In fact, last year's international AIDS conference held in Bangkok tried to make amends for this lapse by becoming the first major global gathering on AIDS to address the impact the pandemic was having on senior citizens. 

''That was the first time organisers at an international meeting on AIDS took up this issue,'' added Paul. ''There was a sub-track on AIDS and ageing included at the conference.'' 

Yet such recognition of the vital role grandparents are playing in developing countries affected by AIDS has not translated to concrete measures eight months after that international event. 
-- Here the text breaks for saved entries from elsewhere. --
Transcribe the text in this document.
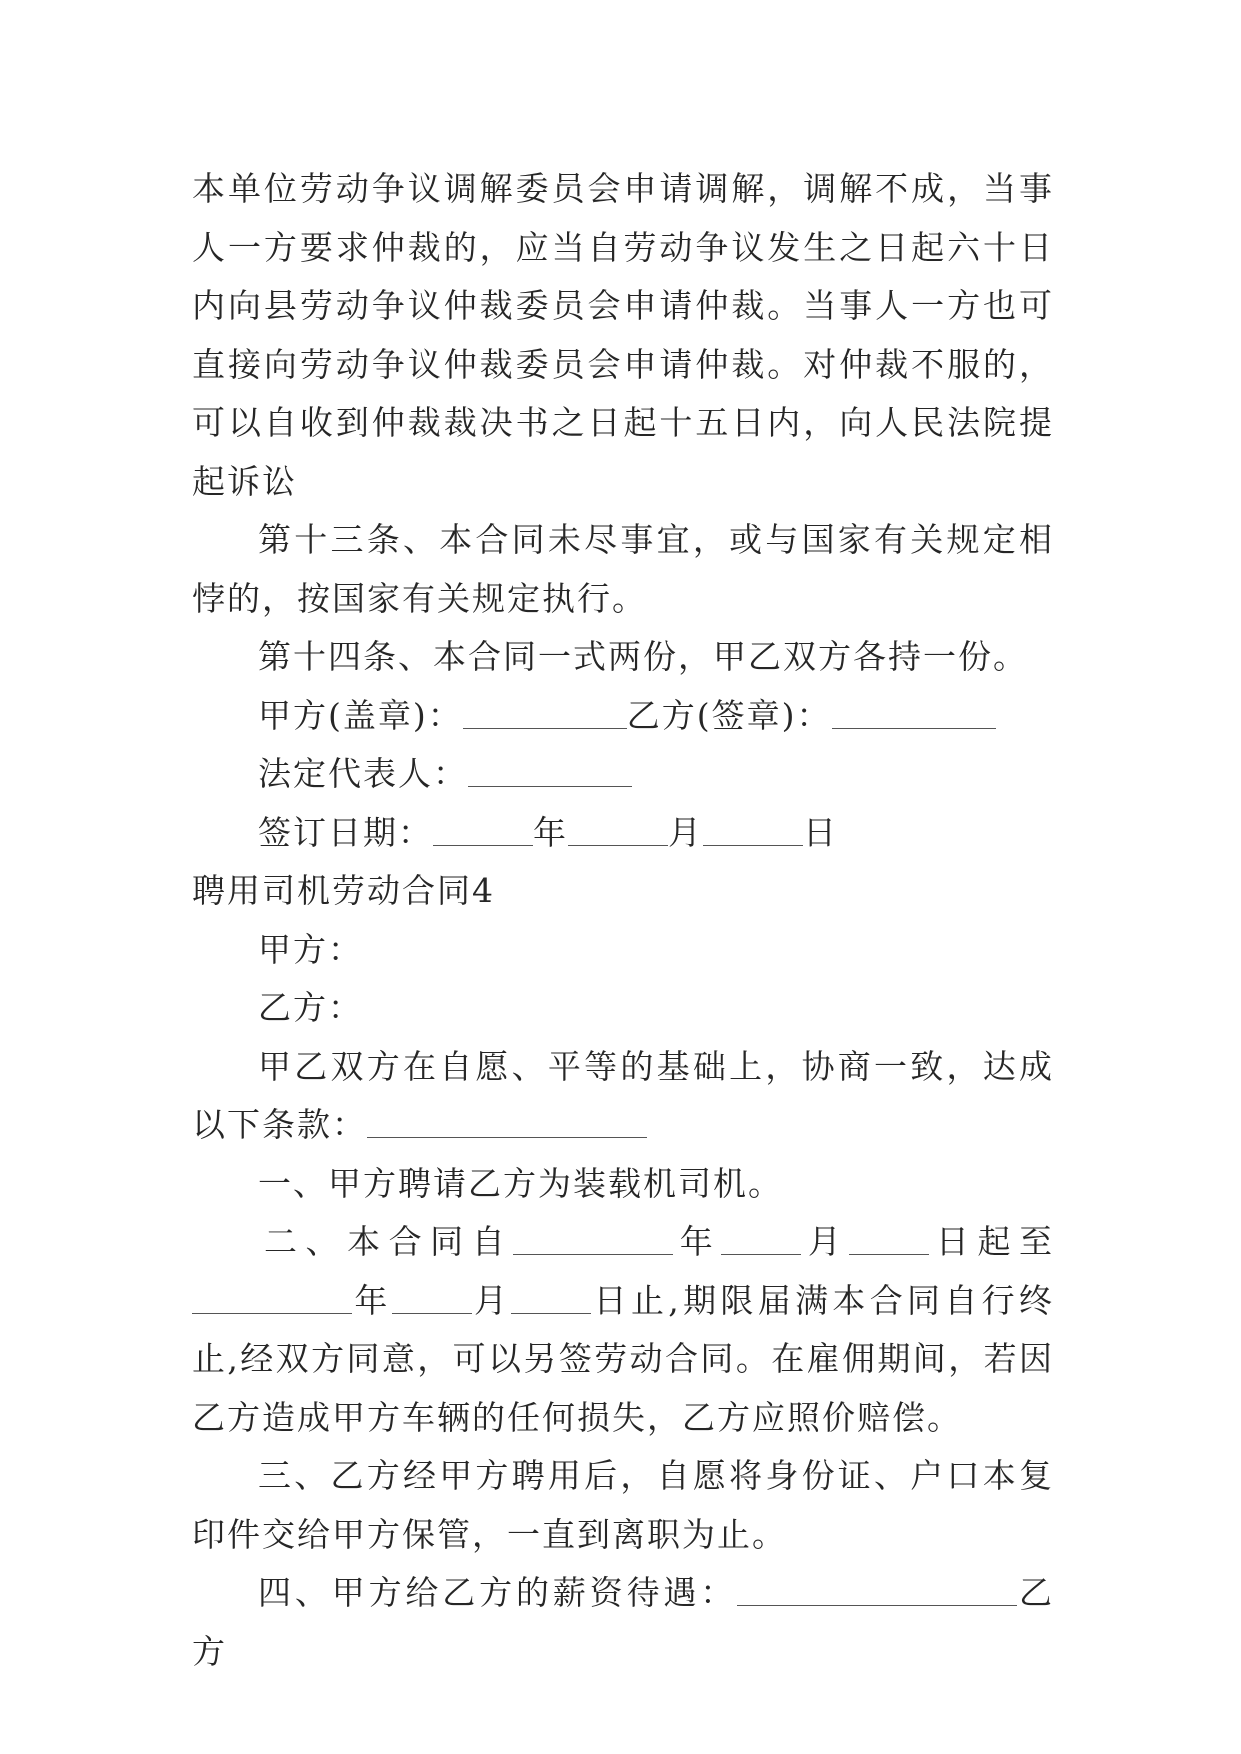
本单位劳动争议调解委员会申请调解，调解不成，当事人一方要求仲裁的，应当自劳动争议发生之日起六十日内向县劳动争议仲裁委员会申请仲裁。当事人一方也可直接向劳动争议仲裁委员会申请仲裁。对仲裁不服的，可以自收到仲裁裁决书之日起十五日内，向人民法院提起诉讼

第十三条、本合同未尽事宜，或与国家有关规定相悖的，按国家有关规定执行。

第十四条、本合同一式两份，甲乙双方各持一份。

甲方(盖章)：	乙方(签章)：

法定代表人：

签订日期：	年	月	日

聘用司机劳动合同4

甲方：

乙方：

甲乙双方在自愿、平等的基础上，协商一致，达成以下条款：

一、甲方聘请乙方为装载机司机。

二、本合同自	年 月 日起至年 月 日止,期限届满本合同自行终止,经双方同意，可以另签劳动合同。在雇佣期间，若因乙方造成甲方车辆的任何损失，乙方应照价赔偿。

三、乙方经甲方聘用后，自愿将身份证、户口本复印件交给甲方保管，一直到离职为止。

四、甲方给乙方的薪资待遇：	乙方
''If the caregivers, the older people's role is not seriously acknowledged even now when we have 40 million people with AIDS, when will it be,'' lamented Paul. ''This generation needs help, because most of them depended on their children's income during old age. That money is no more due to AIDS -- and these older people have the orphans to care for.'' 

The need for money to care for orphaned grandchildren has even compelled some older people in the Chiang Mai area to work for 12 to 14 hours daily producing handicrafts for the local markets. 

In addition, grandparents as caregivers for AIDS orphans are also vulnerable in another regard - discrimination due to the stigma attached to the lethal disease. 

''Some of them become victims of stigmatisation,'' Prasert Techaboon, a 38-year-old who is living with HIV, told IPS. 

Yet that has not stopped the older people from caring for their grandchildren affected by AIDS, he added. ''They see it as their responsibility to care for the children. It is part of the culture. But the government must help them.'' 

Sixty-three-year-old Boon is typical of such a generation keeping alive a pillar of support in Asia's developing countries -- a safety net offered by an extended family in times of distress. 

''It is difficult to be a mother again at my age, but I must for Methini,'' she says.